On ne va pas dresser un portrait-robot pour un futur président de la Chambre de commerce. Selon moi, Il y a deux choses à prendre en compte pour désigner un président de cette Chambre:

  • Les missions de l’institution,
  • Les règles de fonctionnement de l’institution qui définissent en même temps le mode de désignation de son président.

 

En septembre 2014, vous avez été élue présidente du Conseil d’administration de la Maison de l’entreprise du Burkina. Quels sont vos grands chantiers ?

 

C’est un grand défi. Mais pour ma part, je pense qu’il faut renforcer la capacité de la Maison de l’entreprise à pouvoir accomplir ses missions premières avec efficacité.

Dans un deuxième temps, il faut veiller à ce que l’accompagnement des entreprises soit une réalité afin que ces dernières puissent créer de l’emploi. C’est de cette manière que l’on peut lutter contre le chômage des jeunes.

Le développement du partenariat avec d’autres structures similaires dans le monde et les institutions de financement est également inscrit dans mon agenda.

 

Quels conseils avez-vous à l’endroit des jeunes qui souhaitent se lancer dans la création d’entreprise ?

 

La première chose à leur conseiller, c’est la formation professionnelle. Quand vous n’avez pas de formation professionnelle, vous ne pouvez pas bien faire ce que vous souhaitez faire dans votre entreprise ; vous ne pouvez donc pas contrôler la qualité de la production de votre entreprise.
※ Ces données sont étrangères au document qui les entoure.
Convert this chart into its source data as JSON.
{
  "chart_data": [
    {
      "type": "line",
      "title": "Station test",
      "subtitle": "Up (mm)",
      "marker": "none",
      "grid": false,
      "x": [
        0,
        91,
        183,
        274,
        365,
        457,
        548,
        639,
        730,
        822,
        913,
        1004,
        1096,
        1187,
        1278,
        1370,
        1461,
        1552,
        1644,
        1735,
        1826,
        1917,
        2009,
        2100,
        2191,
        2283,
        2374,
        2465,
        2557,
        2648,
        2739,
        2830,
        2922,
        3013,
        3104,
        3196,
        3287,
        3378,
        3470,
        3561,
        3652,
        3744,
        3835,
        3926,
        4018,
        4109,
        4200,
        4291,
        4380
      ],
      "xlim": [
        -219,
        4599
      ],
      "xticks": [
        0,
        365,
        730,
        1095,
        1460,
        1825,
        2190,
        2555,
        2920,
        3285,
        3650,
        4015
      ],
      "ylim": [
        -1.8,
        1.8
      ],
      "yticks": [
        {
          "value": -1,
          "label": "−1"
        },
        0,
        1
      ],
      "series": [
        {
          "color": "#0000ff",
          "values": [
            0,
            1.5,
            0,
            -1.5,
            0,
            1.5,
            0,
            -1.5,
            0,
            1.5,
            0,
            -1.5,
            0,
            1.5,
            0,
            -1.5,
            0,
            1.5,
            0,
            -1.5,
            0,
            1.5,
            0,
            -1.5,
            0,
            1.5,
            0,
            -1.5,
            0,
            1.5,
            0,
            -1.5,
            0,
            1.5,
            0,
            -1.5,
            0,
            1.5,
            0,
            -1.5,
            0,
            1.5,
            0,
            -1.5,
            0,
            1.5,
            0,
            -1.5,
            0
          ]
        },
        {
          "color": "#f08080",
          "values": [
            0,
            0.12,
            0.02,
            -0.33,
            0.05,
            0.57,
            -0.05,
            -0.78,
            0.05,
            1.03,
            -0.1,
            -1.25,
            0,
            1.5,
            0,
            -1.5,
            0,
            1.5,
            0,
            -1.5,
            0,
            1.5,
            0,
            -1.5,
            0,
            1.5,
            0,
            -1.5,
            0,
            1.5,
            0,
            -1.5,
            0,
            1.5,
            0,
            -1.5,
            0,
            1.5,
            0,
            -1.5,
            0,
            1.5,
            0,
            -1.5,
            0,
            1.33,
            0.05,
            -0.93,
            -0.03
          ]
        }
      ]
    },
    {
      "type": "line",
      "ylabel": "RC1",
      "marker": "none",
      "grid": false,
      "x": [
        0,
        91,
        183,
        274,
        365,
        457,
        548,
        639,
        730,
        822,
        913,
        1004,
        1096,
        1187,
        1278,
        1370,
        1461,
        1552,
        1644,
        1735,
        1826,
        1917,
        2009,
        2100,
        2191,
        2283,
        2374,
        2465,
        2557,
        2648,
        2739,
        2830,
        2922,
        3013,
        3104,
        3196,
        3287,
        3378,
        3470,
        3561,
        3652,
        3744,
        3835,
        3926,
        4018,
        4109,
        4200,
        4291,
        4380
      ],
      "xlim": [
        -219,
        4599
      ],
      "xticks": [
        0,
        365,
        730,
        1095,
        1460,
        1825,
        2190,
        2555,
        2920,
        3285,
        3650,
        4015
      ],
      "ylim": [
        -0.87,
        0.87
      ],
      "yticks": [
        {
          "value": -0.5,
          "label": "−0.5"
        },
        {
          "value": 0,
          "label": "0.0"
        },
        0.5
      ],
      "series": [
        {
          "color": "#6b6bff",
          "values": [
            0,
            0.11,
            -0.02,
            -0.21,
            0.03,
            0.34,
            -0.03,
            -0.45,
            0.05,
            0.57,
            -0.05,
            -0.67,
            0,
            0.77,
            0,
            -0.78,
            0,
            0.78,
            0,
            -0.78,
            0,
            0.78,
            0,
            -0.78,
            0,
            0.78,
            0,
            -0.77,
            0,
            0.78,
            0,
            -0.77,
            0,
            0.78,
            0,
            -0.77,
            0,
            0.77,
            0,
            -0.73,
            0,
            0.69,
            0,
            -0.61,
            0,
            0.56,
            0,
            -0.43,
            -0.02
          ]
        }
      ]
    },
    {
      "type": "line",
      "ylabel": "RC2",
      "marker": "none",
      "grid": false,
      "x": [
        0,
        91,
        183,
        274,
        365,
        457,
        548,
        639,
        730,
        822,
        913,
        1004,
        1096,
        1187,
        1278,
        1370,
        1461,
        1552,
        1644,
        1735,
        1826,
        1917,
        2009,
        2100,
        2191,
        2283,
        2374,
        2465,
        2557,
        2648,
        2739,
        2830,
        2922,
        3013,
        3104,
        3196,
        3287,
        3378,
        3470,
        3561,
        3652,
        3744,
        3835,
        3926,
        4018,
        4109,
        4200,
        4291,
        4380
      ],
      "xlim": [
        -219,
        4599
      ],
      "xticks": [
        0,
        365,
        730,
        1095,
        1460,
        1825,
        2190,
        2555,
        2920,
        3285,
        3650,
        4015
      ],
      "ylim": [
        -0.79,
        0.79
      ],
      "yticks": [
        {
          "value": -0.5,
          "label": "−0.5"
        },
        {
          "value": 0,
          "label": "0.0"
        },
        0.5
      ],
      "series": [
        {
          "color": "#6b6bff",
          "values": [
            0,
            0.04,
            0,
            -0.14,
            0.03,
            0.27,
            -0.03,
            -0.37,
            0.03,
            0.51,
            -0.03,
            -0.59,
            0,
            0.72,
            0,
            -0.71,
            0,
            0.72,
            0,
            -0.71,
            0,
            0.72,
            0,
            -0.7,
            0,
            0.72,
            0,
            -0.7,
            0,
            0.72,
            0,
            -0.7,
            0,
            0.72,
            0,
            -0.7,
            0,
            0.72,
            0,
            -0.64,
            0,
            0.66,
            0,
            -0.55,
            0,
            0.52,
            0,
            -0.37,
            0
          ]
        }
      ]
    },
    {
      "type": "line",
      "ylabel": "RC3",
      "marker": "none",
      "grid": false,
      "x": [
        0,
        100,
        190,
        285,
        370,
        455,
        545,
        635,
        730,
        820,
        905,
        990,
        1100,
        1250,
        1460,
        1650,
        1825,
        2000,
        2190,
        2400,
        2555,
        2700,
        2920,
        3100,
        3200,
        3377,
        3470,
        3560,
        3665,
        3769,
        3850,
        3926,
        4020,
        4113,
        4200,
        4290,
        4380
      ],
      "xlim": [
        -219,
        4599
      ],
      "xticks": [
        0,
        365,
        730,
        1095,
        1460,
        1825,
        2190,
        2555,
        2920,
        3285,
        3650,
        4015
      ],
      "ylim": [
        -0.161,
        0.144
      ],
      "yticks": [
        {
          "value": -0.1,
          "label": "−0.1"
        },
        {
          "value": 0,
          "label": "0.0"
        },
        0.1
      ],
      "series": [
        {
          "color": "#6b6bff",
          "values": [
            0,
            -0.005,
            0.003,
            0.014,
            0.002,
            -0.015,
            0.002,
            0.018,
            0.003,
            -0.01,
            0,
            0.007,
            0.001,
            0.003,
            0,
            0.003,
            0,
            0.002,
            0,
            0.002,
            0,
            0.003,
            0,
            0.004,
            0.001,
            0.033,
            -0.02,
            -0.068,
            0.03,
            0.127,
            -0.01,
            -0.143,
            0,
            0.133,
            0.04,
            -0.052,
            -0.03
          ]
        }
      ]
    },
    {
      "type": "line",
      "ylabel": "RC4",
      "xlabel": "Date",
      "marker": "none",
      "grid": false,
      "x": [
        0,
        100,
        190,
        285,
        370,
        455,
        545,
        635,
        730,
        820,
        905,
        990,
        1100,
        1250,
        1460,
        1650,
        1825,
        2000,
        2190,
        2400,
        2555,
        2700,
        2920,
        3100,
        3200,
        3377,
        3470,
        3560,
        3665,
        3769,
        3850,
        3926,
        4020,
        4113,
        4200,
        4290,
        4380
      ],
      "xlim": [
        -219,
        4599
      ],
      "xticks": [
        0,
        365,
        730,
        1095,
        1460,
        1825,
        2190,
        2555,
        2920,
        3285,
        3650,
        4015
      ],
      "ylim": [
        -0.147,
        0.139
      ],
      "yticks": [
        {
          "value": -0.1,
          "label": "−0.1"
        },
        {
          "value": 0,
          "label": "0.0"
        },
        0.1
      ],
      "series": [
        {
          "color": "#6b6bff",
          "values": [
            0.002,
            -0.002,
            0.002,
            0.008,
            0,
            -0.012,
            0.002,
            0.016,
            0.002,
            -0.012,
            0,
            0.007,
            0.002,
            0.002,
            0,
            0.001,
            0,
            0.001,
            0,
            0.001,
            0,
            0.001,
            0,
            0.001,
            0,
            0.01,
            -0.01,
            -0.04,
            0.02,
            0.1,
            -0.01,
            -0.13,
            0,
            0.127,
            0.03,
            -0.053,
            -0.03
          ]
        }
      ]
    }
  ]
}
Ensuite, c’est le travail. Il n’y a pas plusieurs manières pour réussir. Seule la réussite par votre bon travail vous garantit une vie tranquille. Ceux qui prennent les raccourcis tombent vite. A nos enfants, nous avons le devoir de leur inculquer la culture du travail bien fait pour réussir.

 

Comment appréciez-vous la marche de l’économie sous la Transition ?

 

Vous me posez une question à laquelle je n’ai pas les compétences requises pour répondre ! L’économie, ce n’est pas mon domaine. Moi, je parle mieux quand on discute du béton. Si vous me demandez, par exemple, si le béton coûte plus cher actuellement qu’avant la Transition, je dirais, pas vraiment. Mais est-ce que cela suffit pour donner une appréciation sur la marche de l’économie sous la Transition ? Je pense que non. Il faut que je reste dans mon domaine au risque de faire un jugement erroné. Il y a des économistes et des financiers chevronnés au Burkina pour donner des avis éclairés sur cette question importante.

 

Qu’avez-vous, du fond du cœur, envie de dire pour terminer cet entretien ?

 

Je voudrais profiter de votre micro pour lancer un message à tous les Burkinabè, sans exception, chacun à quelque niveau qu’il soit. Je voudrais demander à chacun de faire une analyse objective et tirer les enseignements de l’insurrection des 30 et 31 octobre. Ce qui est arrivé est douloureux pour tous et pour le pays. Faisons en sorte que ces évènements ne nous divisent pas au-delà. Ayons un esprit de vérité, cultivons la tolérance et le pardon afin que le Burkina demeure toujours un pays de paix et de sécurité. La paix et la sécurité sont indispensables pour notre développement.